One of Pearl Jam’s best-known videos (and songs) is “Jeremy,” which gives an empathetic view of a troubled student who, at the video’s conclusion, commits lethal violence involving his classmates and teacher; the video ends on images of their blood-soaked bodies. Lead singer and lyricist Eddie Vedder has said this song was inspired by the 1991 classroom suicide of a Richardson, Texas high-school student named Jeremy who used a handgun to shoot himself in the head and splatter his blood on his teacher and classmates. The video is ambiguous, however, and in a 1997 Washington court case was described as paralleling the life of a teenager who killed three people in 1996. Critics have said that this video sympathetically depicts lethal violence.
One feature of past Pearl Jam tours has been an illegal 75-watt “pirate” radio station set up to transmit at concert stops.
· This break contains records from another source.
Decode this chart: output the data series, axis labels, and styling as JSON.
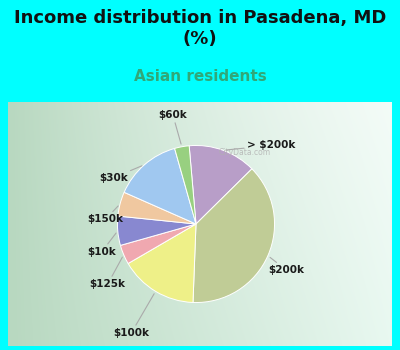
{
  "title": "Income distribution in Pasadena, MD\n(%)",
  "subtitle": "Asian residents",
  "background_color": "#00FFFF",
  "chart_bg_gradient_left": "#b8d8c0",
  "chart_bg_gradient_right": "#e8f4ee",
  "slices": [
    {
      "label": "> $200k",
      "value": 14,
      "color": "#b89ec8"
    },
    {
      "label": "$200k",
      "value": 38,
      "color": "#c0cc96"
    },
    {
      "label": "$100k",
      "value": 16,
      "color": "#eef088"
    },
    {
      "label": "$125k",
      "value": 4,
      "color": "#f0a8b0"
    },
    {
      "label": "$10k",
      "value": 6,
      "color": "#8888d0"
    },
    {
      "label": "$150k",
      "value": 5,
      "color": "#f0c8a0"
    },
    {
      "label": "$30k",
      "value": 14,
      "color": "#a0c8f0"
    },
    {
      "label": "$60k",
      "value": 3,
      "color": "#98d080"
    }
  ],
  "title_fontsize": 13,
  "subtitle_fontsize": 11,
  "subtitle_color": "#30a878",
  "label_fontsize": 7.5
}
This station broadcasts selections from the group’s albums. “In between cuts,” wrote journalist K. Lloyd Billingsley, “a male monotone voice oozing vulgar Marxism droned on about manipulation of the media, the evils of corporations, and the sins of America generally. The recorded voice belonged to Massachusetts Institute of Technology professor Noam Chomsky, the linguistic theorist and hard-core leftist whose career has bizarrely branched into the music business.”
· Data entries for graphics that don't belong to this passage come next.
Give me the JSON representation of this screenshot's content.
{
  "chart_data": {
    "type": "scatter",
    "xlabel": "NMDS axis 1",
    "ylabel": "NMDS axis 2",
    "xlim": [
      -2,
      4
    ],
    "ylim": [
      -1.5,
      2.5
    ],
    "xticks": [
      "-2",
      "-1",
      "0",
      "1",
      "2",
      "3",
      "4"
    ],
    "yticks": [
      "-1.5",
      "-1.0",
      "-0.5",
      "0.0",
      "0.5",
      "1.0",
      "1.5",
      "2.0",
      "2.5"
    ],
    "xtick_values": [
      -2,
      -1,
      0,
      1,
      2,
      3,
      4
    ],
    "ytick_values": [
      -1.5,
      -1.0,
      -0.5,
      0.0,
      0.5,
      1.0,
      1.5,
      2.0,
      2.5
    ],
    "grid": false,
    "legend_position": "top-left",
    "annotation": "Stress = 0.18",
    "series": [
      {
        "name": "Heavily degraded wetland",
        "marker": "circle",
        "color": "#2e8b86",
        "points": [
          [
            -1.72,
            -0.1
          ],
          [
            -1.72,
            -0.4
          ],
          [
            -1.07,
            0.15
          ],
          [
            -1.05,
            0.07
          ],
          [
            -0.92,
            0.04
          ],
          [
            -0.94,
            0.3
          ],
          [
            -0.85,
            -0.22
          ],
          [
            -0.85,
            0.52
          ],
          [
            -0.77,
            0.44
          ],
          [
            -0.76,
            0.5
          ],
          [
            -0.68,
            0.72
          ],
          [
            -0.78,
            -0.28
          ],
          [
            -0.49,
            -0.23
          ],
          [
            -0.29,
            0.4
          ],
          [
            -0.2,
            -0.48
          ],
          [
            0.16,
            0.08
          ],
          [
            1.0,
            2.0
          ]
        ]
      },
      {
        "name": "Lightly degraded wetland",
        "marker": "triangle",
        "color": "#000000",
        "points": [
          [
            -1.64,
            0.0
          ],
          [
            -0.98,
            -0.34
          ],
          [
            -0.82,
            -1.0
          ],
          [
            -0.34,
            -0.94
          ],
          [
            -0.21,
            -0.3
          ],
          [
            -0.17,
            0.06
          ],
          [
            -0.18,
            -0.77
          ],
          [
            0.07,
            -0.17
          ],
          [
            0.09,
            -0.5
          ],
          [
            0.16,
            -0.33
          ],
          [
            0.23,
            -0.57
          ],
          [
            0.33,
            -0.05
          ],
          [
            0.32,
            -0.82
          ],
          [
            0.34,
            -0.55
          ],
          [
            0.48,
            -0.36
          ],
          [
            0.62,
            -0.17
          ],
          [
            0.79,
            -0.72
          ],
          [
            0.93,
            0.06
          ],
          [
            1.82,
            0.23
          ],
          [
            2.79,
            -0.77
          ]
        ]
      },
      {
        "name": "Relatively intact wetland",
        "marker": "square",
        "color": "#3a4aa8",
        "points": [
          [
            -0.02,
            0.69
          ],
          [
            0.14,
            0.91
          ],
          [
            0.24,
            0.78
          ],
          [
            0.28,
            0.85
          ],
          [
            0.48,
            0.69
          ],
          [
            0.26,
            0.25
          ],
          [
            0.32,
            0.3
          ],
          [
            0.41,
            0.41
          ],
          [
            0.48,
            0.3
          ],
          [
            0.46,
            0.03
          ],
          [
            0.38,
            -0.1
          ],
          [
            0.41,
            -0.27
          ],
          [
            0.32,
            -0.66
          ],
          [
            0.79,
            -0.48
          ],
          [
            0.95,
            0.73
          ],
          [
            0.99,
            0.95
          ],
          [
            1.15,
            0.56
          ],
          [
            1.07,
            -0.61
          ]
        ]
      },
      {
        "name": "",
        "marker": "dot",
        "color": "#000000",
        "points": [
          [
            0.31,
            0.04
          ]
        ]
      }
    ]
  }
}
Pearl Jam recently contributed its song “Down” for use in the film documentary Howard Zinn: You Can’t Be Neutral on a Moving Train, based on the views of Marxist historian Howard Zinn. The band’s website glorifies Zinn, filmmaker Michael Moore, the publication Z Magazine, the Air America Radio network, and many other websites and publications of the radical left.
Pearl Jam lead singer Eddie Vedder (born Edward Louis Seversen III in 1964 in Evanston, Illinois) supported Green Party candidate Ralph Nader in the 2000 presidential election. In 2004 Vedder supported Democratic candidate John F. Kerry. “Right now, it’s a different situation,” Vedder told the Los Angeles Times that year. “It’s hard to talk about remodeling the house when the basement is on fire” — a reference to the urgency of defeating George W. Bush, whose first term had allegedly done great harm to the United States. “This is the fourth presidential election which Pearl Jam has engaged in as a band,” said Vedder, “and we feel it’s the most important one of our lifetime.”
Vedder is one of the chief spokesmen for Vote for Change.